On 6/24/26 00:36, Ben Mejia wrote:
>
>
> On 5/29/26 5:55 PM, Tomas Vondra wrote:
>
>> old patches
>> -----------
>>
>> Those old patches tried to do a fairly small thing during a hash join,
>> and that's building a Bloom filter on the inner relation (the one that
>> gets hashed), and then use that filter before probing the hash table.
>>
>> The benefits come from Bloom filters being (fairly) cheap, and a
>> negative answer (hash is not in the filter) may allows us to skip a much
>> more expensive operation.
>>
>> The old threads patches focused especially at two hash join cases:
>>
>> (a) A very selective join, i.e. a significant fraction of outer tuples
>> does not have a match in the hash table.
>>
>> (b) A selective hash join forced to do batching because the hash table
>> is too large, and thus forced to spill outer tuples to temporary files.
>>
>> For (a), the benefit comes from Bloom filters being much cheaper to
>> probe than a hash table. The exact cost depends on the implementation,
>> sizes, etc. We're in the ballpark of 50 vs. 500 cycles, maybe. But if
>> the filter discards 90% of tuples, it can be a big win.
>>
>> For (b), the filter (for all the batches at once) allows us to discard
>> some of the outer tuples without writing them to temporary files. Which
>> is way more expensive than probing a hash table.

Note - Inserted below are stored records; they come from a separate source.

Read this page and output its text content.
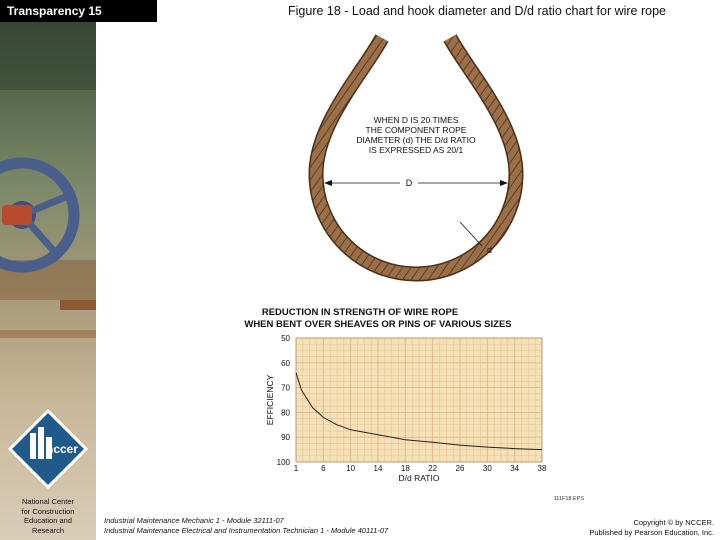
nccer
Transparency 15	Figure 18 - Load and hook diameter and D/d ratio chart for wire rope
WHEN D IS 20 TIMES
THE COMPONENT ROPE
DIAMETER (d) THE D/d RATIO
IS EXPRESSED AS 20/1
D
d
REDUCTION IN STRENGTH OF WIRE ROPE
WHEN BENT OVER SHEAVES OR PINS OF VARIOUS SIZES
50
60
70
80
90
100
1	6	10 14 18 22 26 30 34 38
D/d RATIO
EFFICIENCY
111F18.EPS
National Center
for Construction
Education and
Research
Industrial Maintenance Mechanic 1 - Module 32111-07
Industrial Maintenance Electrical and Instrumentation Technician 1 - Module 40111-07
Copyright © by NCCER.
Published by Pearson Education, Inc.
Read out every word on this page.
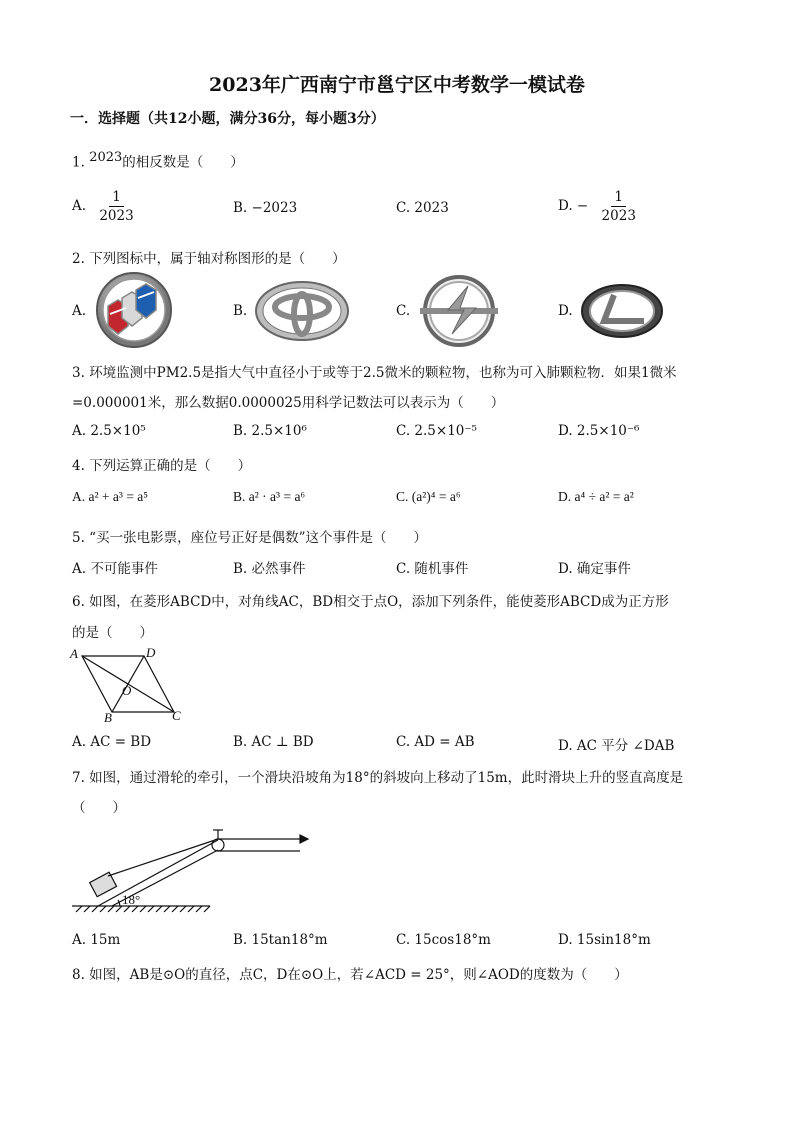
2023年广西南宁市邕宁区中考数学一模试卷
一．选择题（共12小题，满分36分，每小题3分）
1. $^{2023}$的相反数是（　　）
A. $\frac{1}{2023}$	B. −2023	C. 2023	D. − $\frac{1}{2023}$
2. 下列图标中，属于轴对称图形的是（　　）
A.	B.	C.	D.
3. 环境监测中PM2.5是指大气中直径小于或等于2.5微米的颗粒物，也称为可入肺颗粒物．如果1微米
=0.000001米，那么数据0.0000025用科学记数法可以表示为（　　）
A. 2.5×10⁵	B. 2.5×10⁶	C. 2.5×10⁻⁵	D. 2.5×10⁻⁶
4. 下列运算正确的是（　　）
A. a² + a³ = a⁵	B. a² · a³ = a⁶	C. (a²)⁴ = a⁶	D. a⁴ ÷ a² = a²
5. “买一张电影票，座位号正好是偶数”这个事件是（　　）
A. 不可能事件	B. 必然事件	C. 随机事件	D. 确定事件
6. 如图，在菱形ABCD中，对角线AC，BD相交于点O，添加下列条件，能使菱形ABCD成为正方形
的是（　　）
A	D
O
B	C
A. AC = BD	B. AC ⊥ BD	C. AD = AB	D. AC 平分 ∠DAB
7. 如图，通过滑轮的牵引，一个滑块沿坡角为18°的斜坡向上移动了15m，此时滑块上升的竖直高度是
（　　）
18°
A. 15m	B. 15tan18°m	C. 15cos18°m	D. 15sin18°m
8. 如图，AB是⊙O的直径，点C，D在⊙O上，若∠ACD = 25°，则∠AOD的度数为（　　）
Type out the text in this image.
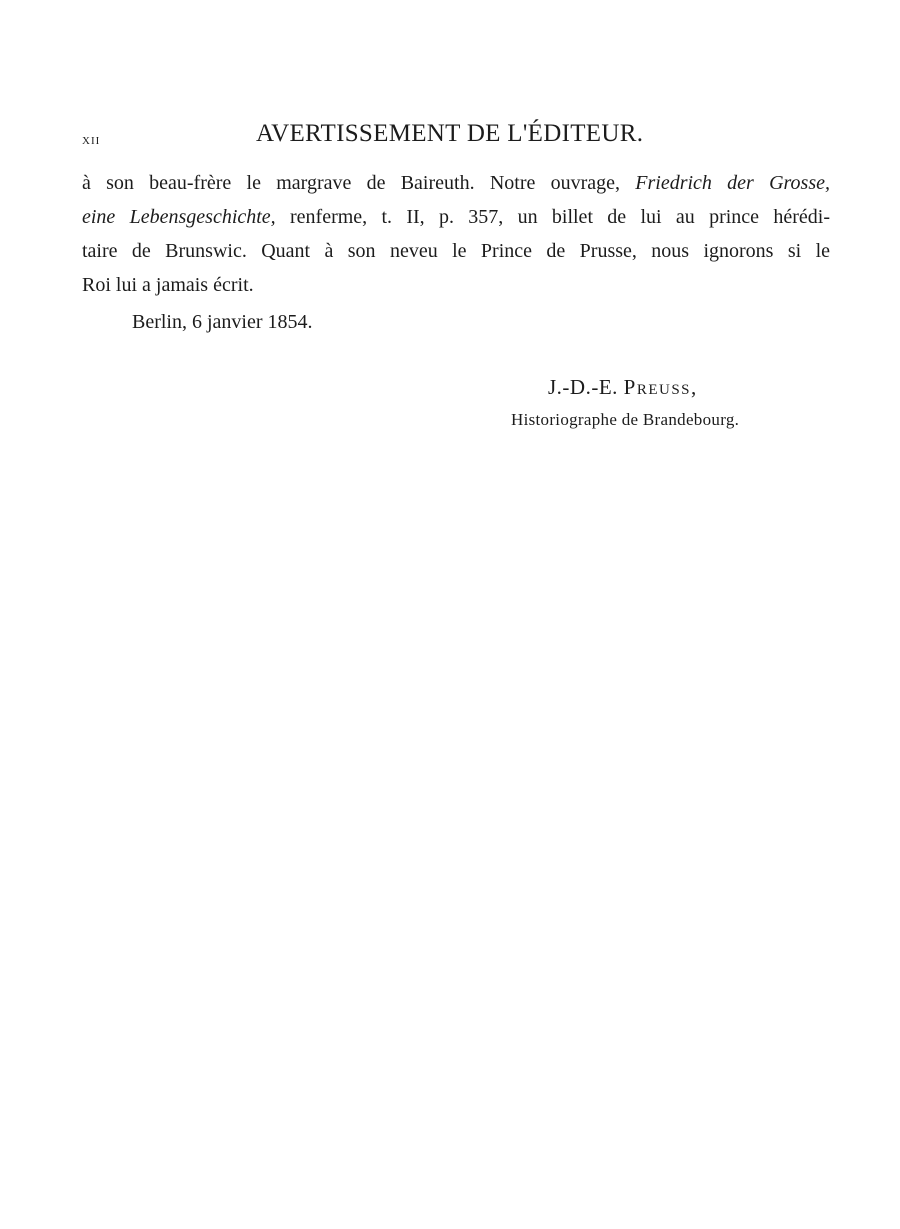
xii	AVERTISSEMENT DE L'ÉDITEUR.
à son beau-frère le margrave de Baireuth. Notre ouvrage, Friedrich der Grosse,
eine Lebensgeschichte, renferme, t. II, p. 357, un billet de lui au prince hérédi-
taire de Brunswic. Quant à son neveu le Prince de Prusse, nous ignorons si le
Roi lui a jamais écrit.
Berlin, 6 janvier 1854.
J.-D.-E. Preuss,
Historiographe de Brandebourg.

> As it happens, I've been exploring the use of a bitmap filter for the
> same two cases you mention. This has some relevance to the issues you
> mention in your post about sizing, false-positive rate, etc.
>
> Instead of a Bloom filter, I chose to use a bitmap filter, with one bit
> per bucket on the build side. As the inner table is built, I set a bit
> in the bitmap filter for every occupied bucket. If a bucket is empty,
> there are no matching hashes and those hash values can be skipped where
> appropriate. The advantages of this bitmap over a Bloom filter are:
>
> - sizing is pre-determined by nbuckets
> - small bitmaps (4k for 32k buckets)
> - cheaper - nominal cost to set/check bits
>
> A well-chosen Bloom filter will be more discriminating, but the bitmap
> has the same no-false-negatives guarantee and costs much less space and
> time to build.
>
Isn't that pretty much the same thing as a Bloom filter with a single
hash function? So it has the same false positive properties, i.e. it may
be sacrificing some of the accuracy for not having to calculate any more
hashes. Could be a win.
> I implemented both of your cases:
>
> Drop-before-spill: (Case b)
> Build per-batch bitmaps during inner partition pass and drop tuples that
> don't have a bit set. Saves I/O on tuples that will never match. This
> only works for inner and semi joins.
>
OK, makes sense.
>
> Single-Batch probe: (Case a)
> Only pays off in high-miss-rate joins and a bucket array larger than L2/
> L3 cache. This case has a higher penalty for hash table lookup than the
> in-cache bitmap check. This case works in multi-batch, but the I/O cost
> dominates and there is no gain.
>
Right, it's hard to beat the hash table in this case.
>
> I put runtime guards on both of these; I sampled the drop rate over a
> window and disable the filter for the rest of the pass if the rate falls
> below a threshold. (~5% for case b; ~25% for case a)
>
This seems similar to the adaptive behavior I implemented in v2. I
haven't thought of the idea of using different thresholds for the two
cases - I like that.
> The benchmarks are encouraging:
>
> For case a, I was able to see a best-case improvement of ~15% for
> carefully chosen data (dependent on L2/L3 cache size).
>
> For case b, I tested 3 cases with sparse, average and dense probe hits:
>
> sparse probe (~95% miss): +18% to +36%
> avg probe (~37% miss): +9% to +13%
> dense probe (FK-like, ~0% miss): flat, within noise
>
> (This was on a 8-core x86-64, L1 32KB/core, L2 4MB/core, L3 32MB, 31 GB
> RAM. PostgreSQL 19devel, serial hash join,
> max_parallel_workers_per_gather = 0, across work_mem = 1-8MB)
>
> Happy to share the patch and full benchmark data if useful.
>
I'd be happy to collaborate of some of this, if you're interested. Feel
free to post your patch here, or in a separate thread. Up to you.
Separate threads might be easier for cfbot to track.
I've spent some time hacking on v1, i.e. the pushdown - making the
planning work properly, etc. That's mostly orthogonal to this, with some
overlap. Ideally we'd want to do both I think.
regards
--
Tomas Vondra